To read the time, we'll use the CPU's internal cycle counter. Make a new file cycles.s:
.section .text .global get_time get_time: csrr a0, cycle ret
This defines a function with the prototype:
int get_time(void);
The get_time function will now return the number of CPU cycles since power on (as this is a 32-bit value, it will wraparound every 86 seconds at 50MHz). To make the simulation faster, for now you should assume there are 1,000 ticks of this value per second. Using the actual value (100,000,000 in simulation) would require you to simulate for a very long time to test even the seconds counter of your clock. This highlights how slow simulation can be compared to FPGA, which could run this in real time.
grep Debug transcript
will print all the lines containing the string Debug. You can also run without TRACE to not display the instruction trace.

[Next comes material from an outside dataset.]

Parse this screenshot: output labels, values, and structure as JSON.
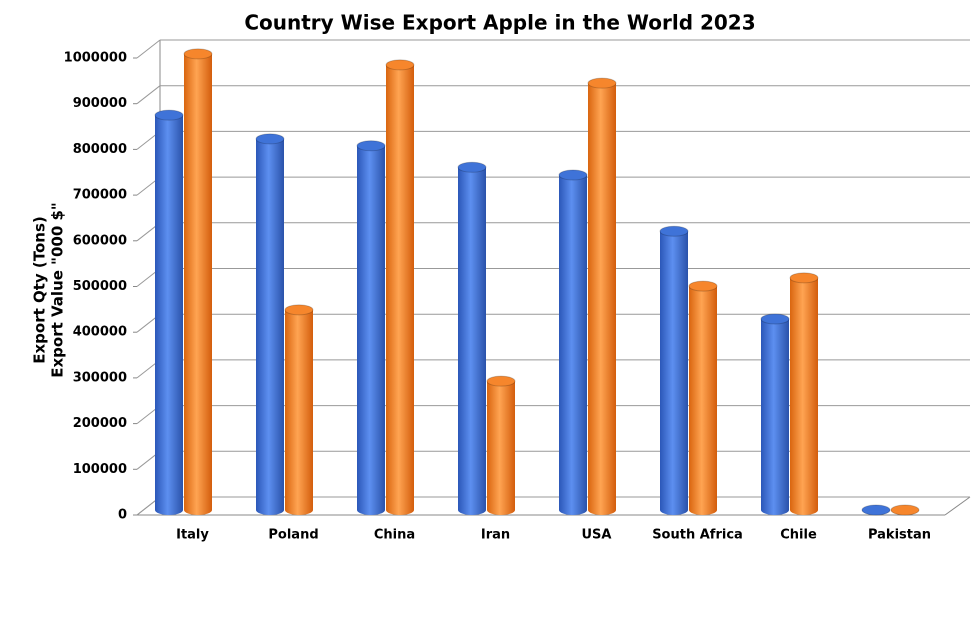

On Clarvi only, output the value by writing to address 0x04000080, the address of the hex LEDs in the simulator. This will cause a message in the log. You can use this function:
void hex_output(int value) { int *hex_leds = (int *) 0x04000080; // define a pointer to the register *hex_leds = value; // write the value to that address }
(On Spike we don't have any memory mapped at 0x04000000 so calling hex_output() will generate an exception and terminate the program)
Note also that we don't have a standard library, so functions like printf, malloc or memset do not exist (unless we write them). The Clarvi CPU also does not have multiply - if the compiler cannot optimise a constant multiply to adds and shifts, it will call a multiply function which we don't have (unless you write one).
To use the debug log from C you can use the following C function (an example of inline assembly):
void dprint(int value) { asm ("csrw 0x800, %0" : : "r" (value) ); }
We have provided this in main.c.
Continuously read and display the time so that you can check your system correctly displays transitions from centiseconds to seconds and seconds to minutes.